The most widely used classification scheme for galaxies is based on one devised by Edwin P. Hubble and further refined by astronomer Gerard de Vaucouleurs. It uses the three main types, and then further breaks them down by specific characteristics (openness of spirals, size and extent of bars, size of galactic bulges). In this age of multi-wavelength observing, the sub-classifications also include markers for such characteristics as a galaxy’s star-formation rate and age spectrum of its stars.
Spiral galaxies are the most common type in the universe. Our Milky Way is a spiral, as is the rather close-by Andromeda Galaxy. Spirals are large rotating disks of stars and nebulae, surrounded by a shell of dark matter. The central bright region at the core of a galaxy is called the “galactic bulge”. Many spirals have a halo of stars and star clusters arrayed above and below the disk.
Spirals that have large, bright bars of stars and material cutting across their central sections are called “barred spirals”. A large majority of galaxies have these bars, and astronomers study them to understand what function they play within the galaxy. In addition to bars, many spirals may also contain supermassive black holes in their cores. Subgroups of spirals are defined by the characteristics of their bulges, spiral arms, and how tightly wound those arms are.
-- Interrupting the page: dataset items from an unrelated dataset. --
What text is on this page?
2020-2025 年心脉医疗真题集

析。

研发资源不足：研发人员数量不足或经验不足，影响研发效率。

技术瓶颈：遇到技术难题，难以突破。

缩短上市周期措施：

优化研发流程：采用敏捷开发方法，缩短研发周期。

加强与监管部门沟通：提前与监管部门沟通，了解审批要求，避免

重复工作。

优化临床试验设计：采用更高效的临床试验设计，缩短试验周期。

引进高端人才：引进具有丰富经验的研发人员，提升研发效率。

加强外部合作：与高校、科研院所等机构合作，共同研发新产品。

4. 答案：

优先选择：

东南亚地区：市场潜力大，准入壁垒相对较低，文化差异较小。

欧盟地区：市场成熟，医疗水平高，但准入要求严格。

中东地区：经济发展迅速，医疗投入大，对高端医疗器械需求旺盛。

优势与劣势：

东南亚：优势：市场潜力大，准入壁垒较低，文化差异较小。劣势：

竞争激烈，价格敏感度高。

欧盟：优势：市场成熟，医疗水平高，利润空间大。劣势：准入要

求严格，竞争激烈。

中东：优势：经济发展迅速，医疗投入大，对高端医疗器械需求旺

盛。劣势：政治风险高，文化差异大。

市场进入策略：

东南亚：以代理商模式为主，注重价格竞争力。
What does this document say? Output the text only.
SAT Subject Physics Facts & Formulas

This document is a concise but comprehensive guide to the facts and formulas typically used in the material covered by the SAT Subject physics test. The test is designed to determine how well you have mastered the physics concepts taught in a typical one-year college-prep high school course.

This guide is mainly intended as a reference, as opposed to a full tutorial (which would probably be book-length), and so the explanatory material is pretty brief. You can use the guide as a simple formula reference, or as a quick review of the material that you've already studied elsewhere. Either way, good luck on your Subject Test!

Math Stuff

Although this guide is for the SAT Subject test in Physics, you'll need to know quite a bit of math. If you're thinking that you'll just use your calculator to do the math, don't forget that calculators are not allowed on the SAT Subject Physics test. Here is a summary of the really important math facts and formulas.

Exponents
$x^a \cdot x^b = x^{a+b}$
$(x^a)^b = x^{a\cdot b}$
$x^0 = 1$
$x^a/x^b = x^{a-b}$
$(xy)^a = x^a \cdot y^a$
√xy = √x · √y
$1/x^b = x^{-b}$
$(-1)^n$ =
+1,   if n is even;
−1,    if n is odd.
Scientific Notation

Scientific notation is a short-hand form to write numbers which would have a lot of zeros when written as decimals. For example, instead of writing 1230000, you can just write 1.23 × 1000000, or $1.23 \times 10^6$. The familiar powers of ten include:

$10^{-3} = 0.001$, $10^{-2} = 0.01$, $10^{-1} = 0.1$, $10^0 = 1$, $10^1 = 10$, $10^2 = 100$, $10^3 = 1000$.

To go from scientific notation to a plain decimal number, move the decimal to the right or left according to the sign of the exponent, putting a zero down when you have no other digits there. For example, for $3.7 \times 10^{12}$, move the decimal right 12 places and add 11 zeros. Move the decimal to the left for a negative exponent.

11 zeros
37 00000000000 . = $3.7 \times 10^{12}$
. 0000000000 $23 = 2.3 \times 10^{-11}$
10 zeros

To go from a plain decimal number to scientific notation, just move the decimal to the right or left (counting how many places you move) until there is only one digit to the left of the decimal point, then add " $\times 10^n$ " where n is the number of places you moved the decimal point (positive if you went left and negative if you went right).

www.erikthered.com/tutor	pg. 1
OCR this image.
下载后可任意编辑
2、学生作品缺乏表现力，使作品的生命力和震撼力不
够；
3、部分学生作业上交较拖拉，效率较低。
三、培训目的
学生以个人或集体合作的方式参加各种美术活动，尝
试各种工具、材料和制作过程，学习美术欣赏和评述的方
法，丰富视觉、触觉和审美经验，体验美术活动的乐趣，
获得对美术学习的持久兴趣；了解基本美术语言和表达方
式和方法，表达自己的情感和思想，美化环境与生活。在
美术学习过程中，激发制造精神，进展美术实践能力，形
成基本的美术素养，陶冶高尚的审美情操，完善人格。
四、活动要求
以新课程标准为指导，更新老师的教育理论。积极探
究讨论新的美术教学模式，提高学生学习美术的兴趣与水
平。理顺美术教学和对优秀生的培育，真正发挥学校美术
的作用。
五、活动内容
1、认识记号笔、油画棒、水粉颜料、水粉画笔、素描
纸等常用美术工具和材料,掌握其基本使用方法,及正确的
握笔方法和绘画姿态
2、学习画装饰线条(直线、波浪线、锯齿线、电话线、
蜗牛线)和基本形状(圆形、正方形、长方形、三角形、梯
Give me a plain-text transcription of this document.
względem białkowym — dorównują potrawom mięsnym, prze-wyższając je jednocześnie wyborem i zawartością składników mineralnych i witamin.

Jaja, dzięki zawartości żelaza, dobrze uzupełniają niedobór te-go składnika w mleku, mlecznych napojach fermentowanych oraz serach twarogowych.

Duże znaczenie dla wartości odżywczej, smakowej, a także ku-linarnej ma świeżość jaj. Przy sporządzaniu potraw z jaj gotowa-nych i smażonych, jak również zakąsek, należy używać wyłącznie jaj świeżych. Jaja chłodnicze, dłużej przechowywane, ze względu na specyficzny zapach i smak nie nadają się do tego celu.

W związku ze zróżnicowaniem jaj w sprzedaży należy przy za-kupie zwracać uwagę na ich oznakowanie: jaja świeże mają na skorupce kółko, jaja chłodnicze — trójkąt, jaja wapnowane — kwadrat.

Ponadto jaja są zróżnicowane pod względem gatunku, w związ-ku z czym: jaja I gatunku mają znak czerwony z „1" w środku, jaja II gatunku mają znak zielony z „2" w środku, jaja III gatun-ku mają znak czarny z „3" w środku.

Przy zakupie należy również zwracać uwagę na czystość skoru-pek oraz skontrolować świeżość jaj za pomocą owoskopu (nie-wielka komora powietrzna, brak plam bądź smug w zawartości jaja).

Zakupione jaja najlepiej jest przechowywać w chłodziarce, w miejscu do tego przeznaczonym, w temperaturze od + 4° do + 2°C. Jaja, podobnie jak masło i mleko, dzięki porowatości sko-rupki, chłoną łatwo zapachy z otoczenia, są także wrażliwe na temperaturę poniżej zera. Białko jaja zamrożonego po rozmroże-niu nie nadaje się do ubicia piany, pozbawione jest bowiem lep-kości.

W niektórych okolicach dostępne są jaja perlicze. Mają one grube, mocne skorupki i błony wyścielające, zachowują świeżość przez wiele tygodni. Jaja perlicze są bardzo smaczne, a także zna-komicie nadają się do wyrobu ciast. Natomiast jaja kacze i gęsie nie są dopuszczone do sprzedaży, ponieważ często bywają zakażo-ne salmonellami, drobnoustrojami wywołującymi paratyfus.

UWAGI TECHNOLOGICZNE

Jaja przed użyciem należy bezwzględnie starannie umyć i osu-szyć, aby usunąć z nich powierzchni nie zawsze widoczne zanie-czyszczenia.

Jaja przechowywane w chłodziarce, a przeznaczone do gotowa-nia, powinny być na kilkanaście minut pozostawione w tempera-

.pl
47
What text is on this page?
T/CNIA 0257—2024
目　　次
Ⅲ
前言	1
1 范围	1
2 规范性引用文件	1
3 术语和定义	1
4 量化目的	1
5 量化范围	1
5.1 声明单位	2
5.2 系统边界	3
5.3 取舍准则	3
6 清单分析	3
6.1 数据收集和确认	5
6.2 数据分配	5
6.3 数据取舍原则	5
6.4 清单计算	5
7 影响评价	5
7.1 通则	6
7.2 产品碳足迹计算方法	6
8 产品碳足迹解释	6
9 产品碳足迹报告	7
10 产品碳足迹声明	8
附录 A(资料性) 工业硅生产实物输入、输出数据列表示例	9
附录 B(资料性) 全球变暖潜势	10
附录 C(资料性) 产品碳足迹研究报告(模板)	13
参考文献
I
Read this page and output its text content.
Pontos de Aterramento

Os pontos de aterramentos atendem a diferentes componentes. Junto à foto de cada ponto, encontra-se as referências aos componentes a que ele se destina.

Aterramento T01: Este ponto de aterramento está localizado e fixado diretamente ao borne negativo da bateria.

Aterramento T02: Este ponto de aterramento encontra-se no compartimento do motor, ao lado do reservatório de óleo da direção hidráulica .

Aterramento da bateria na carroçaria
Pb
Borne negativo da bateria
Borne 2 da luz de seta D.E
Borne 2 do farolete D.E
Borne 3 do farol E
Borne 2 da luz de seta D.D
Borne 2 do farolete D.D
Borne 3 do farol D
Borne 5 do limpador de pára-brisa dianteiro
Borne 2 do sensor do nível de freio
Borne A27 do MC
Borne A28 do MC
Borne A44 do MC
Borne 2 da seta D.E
Elliptical galaxies are roughly egg-shaped (ellipsoidal or ovoid) found largely in galaxy clusters and smaller compact groups. Most ellipticals contain older, low-mass stars, and because they lack a great deal of star-making gas and dust clouds, there is little new star formation occurring in them. Ellipticals can have as few as a hundred million to perhaps a hundred trillion stars, and they can range in size from a few thousand light-years across to more than a few hundred thousand. Astronomers now suspect that every elliptical has a central supermassive black hole that is related to the mass of the galaxy itself. Messier 87 is an example of an elliptical galaxy. There are some subgroups of ellipticals, including “dwarf ellipticals” with properties that put them somewhere between regular ellipticals and the tightly knit groups of stars called globular clusters.
Irregular galaxies are as their name suggests: irregular in shape. The best example of an irregular that can be seen from Earth is the Small Magellanic Cloud. Irregulars usually do not have enough structure to characterise them as spirals or ellipticals. They may show some bar structure, they may have active regions of star formation, and some smaller ones are listed as “dwarf irregulars”, very similar to the very earliest galaxies that formed about 13.5 billion years ago. Irregulars are characterised by their structures (or lack of them).